Les jumeaux restèrent un moment médusés. Ils se demandaient tous les deux si cela n’aurait pas été plus simple qu’ils grimpent sur son dos à elle. Mais puisqu’elle ne paraissait pas considérer cela comme une éventualité, ils n’osaient pas aborder le sujet, internationalement réputé pour être sensible chez les Centaures. En effet, bien que disposant d’un corps chevalin, ces êtres prenaient comme une injure personnelle ne serait-ce que l’idée de porter qui que ce soit sur leur dos. Ils avaient tendance à penser que cela revenait à les traiter de simples animaux de bât, comme les mules par exemple, ce qui les blessait dans leur orgueil. Un brin irrité par l’attitude frivole de leur compagne, Kyr lui demanda abruptement : « Où êtes-vous donc si pressée de vous rendre ?
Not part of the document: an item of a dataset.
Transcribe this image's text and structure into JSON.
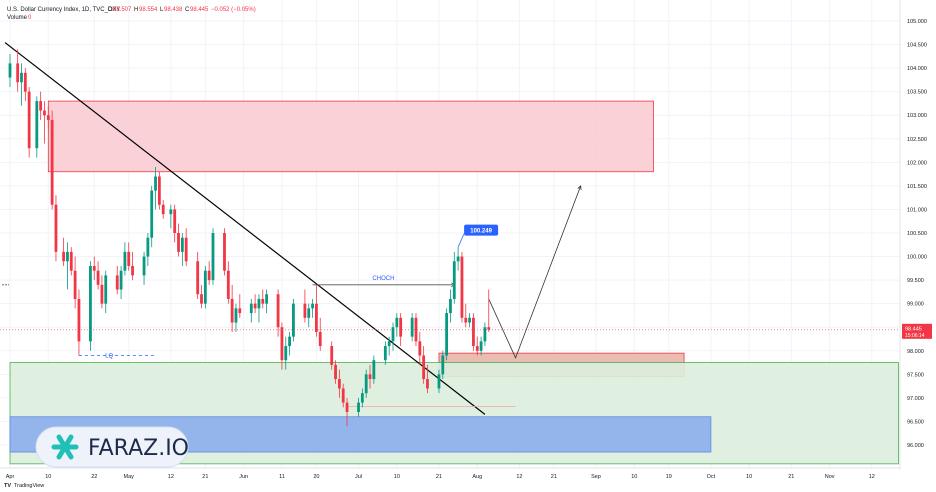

– Dans le royaume d’Alethrie, répondit-elle sans paraître se formaliser du ton employé par le garçon.
– Si loin ? s’étonna Kilynn. Mais c’est à plus de 600 kilomètres d’ici !
– Je le sais bien, déplora la ménestrelle. C’est bien pour ça que j’aimerais que vous alliez plus vite, même si je suis pas particulièrement pressée comme je disais tout à l’heure. Faut dire que ce genre de mission à deux cuivres, ça se règle en deux jours d’ordinaire.
– Vous voulez faire quoi en Alethrie ? » s’informa Kyr, tout en essayant de ne pas se focaliser sur l’allusion, exagérée selon lui, de deux jours pour parcourir 600 kilomètres.

Visiblement, Drakëwynn ne rechignait pas à répondre aux questions. Elle adorait même souvent partir dans moult digressions si on lui en laissait l’occasion. « Je vais renverser le dictateur en place, expliqua-t-elle cette fois sans détour.
– … C’est vrai ? bredouilla une Kilynn éberluée.
– Ben… Oui.
– Ne dites pas ça comme si ça vous paraissait tout à fait normal ! tempêta Kyr.
– Pourtant ça l’est, assura la monstrueuse Centaure. C’est un vrai tyran, je vais d’ailleurs probablement devoir le tuer…
– Mais c’est… grave et puis dangereux de vouloir tuer un Roi, argumenta la sœur.
– Il paraîtrait que c’est un usurpateur. De toutes façons, je vous avais prévenus que ça allait être dangereux de rester avec moi. Ce sera probablement ennuyeux aussi, parce qu’il va falloir que je trouve un Roi correct pour le remplacer et ça, c’est d’un compliqué ! » Elle soupira d’un air faussement accablé.